The "Abe Doctrine" has thus been imposed by political elites without gaining public understanding or support. Abe can't claim an electoral mandate for this doctrine because he deliberately ignored it in his campaign. Policy wonks in Washington and Tokyo insist that the public needs to become more realistic and abandon pacifist norms without understanding why they have proven so resilient and why the Abe Doctrine is so unappealing to the public. In the current campaign, Abe is still harping on Abenomics because his goal of revising the Constitution is unpopular. Abenomics has been an unmitigated failure — it has neither revived the economy nor boosted household income, there have been no structural reforms and job growth has been concentrated in low paid, nonregular employment — and this is widely recognized within business circles and the wider public. Indeed, by yet again postponing the planned tax increase, Abe has implied that he has been unable to revive the economy. However, on the hustings, he calls on people to stay the course, promising to rev up Abenomics and really get the economy humming. "It just needs more time," he pleads. Right. Three-and-a-half years after he promised it would take only two years, Abe is still holding out hope and banking on the feeble opposition to secure a two-thirds majority in the Upper House — a crucial hurdle to his goal of revising the Constitution.
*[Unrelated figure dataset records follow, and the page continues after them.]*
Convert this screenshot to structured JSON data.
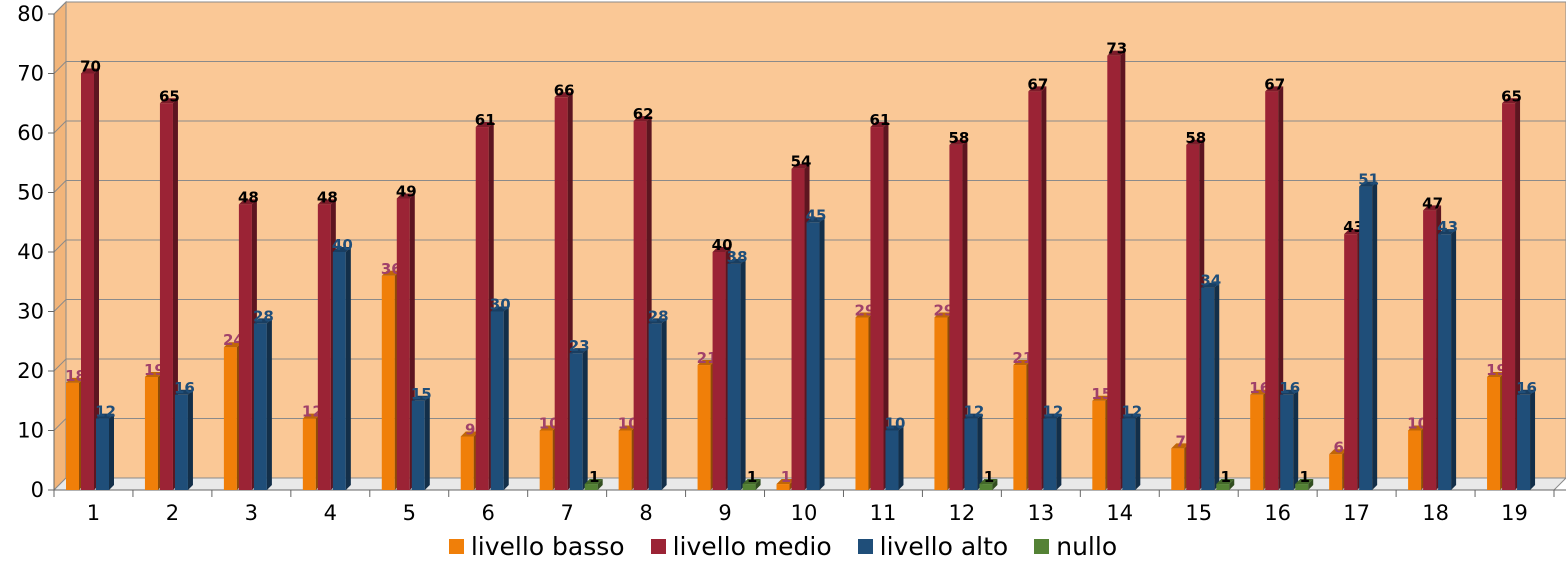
{
  "chart_data": {
    "type": "bar",
    "categories": [
      "1",
      "2",
      "3",
      "4",
      "5",
      "6",
      "7",
      "8",
      "9",
      "10",
      "11",
      "12",
      "13",
      "14",
      "15",
      "16",
      "17",
      "18",
      "19"
    ],
    "series": [
      {
        "name": "livello basso",
        "color": "#F07F09",
        "values": [
          18,
          19,
          24,
          12,
          36,
          9,
          10,
          10,
          21,
          1,
          29,
          29,
          21,
          15,
          7,
          16,
          6,
          10,
          19
        ],
        "label_color": "#A0416A"
      },
      {
        "name": "livello medio",
        "color": "#9B2335",
        "values": [
          70,
          65,
          48,
          48,
          49,
          61,
          66,
          62,
          40,
          54,
          61,
          58,
          67,
          73,
          58,
          67,
          43,
          47,
          65
        ],
        "label_color": "#000000"
      },
      {
        "name": "livello alto",
        "color": "#1F4E79",
        "values": [
          12,
          16,
          28,
          40,
          15,
          30,
          23,
          28,
          38,
          45,
          10,
          12,
          12,
          12,
          34,
          16,
          51,
          43,
          16
        ],
        "label_color": "#1F4E79"
      },
      {
        "name": "nullo",
        "color": "#548235",
        "values": [
          null,
          null,
          null,
          null,
          null,
          null,
          1,
          null,
          1,
          null,
          null,
          1,
          null,
          null,
          1,
          1,
          null,
          null,
          null
        ],
        "label_color": "#000000"
      }
    ],
    "ylim": [
      0,
      80
    ],
    "yticks": [
      0,
      10,
      20,
      30,
      40,
      50,
      60,
      70,
      80
    ],
    "grid": true,
    "legend_position": "bottom",
    "plot_background": "#FAC896",
    "three_d": true
  }
}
That feeble opposition is pointing out that earlier this year, Abe spilled the beans about wanting to push through constitutional revision. In March, he admitted during Diet interpellations that he had not yet won public understanding for this cherished goal. Apparently he doesn't think that an election campaign is an ideal venue for detailing his plans to revise the Constitution, so he is resorting to the mendacious bait-and-switch strategy that has served him well. Taking down Japan's pacifist and popularly supported Article 9 is the obvious target.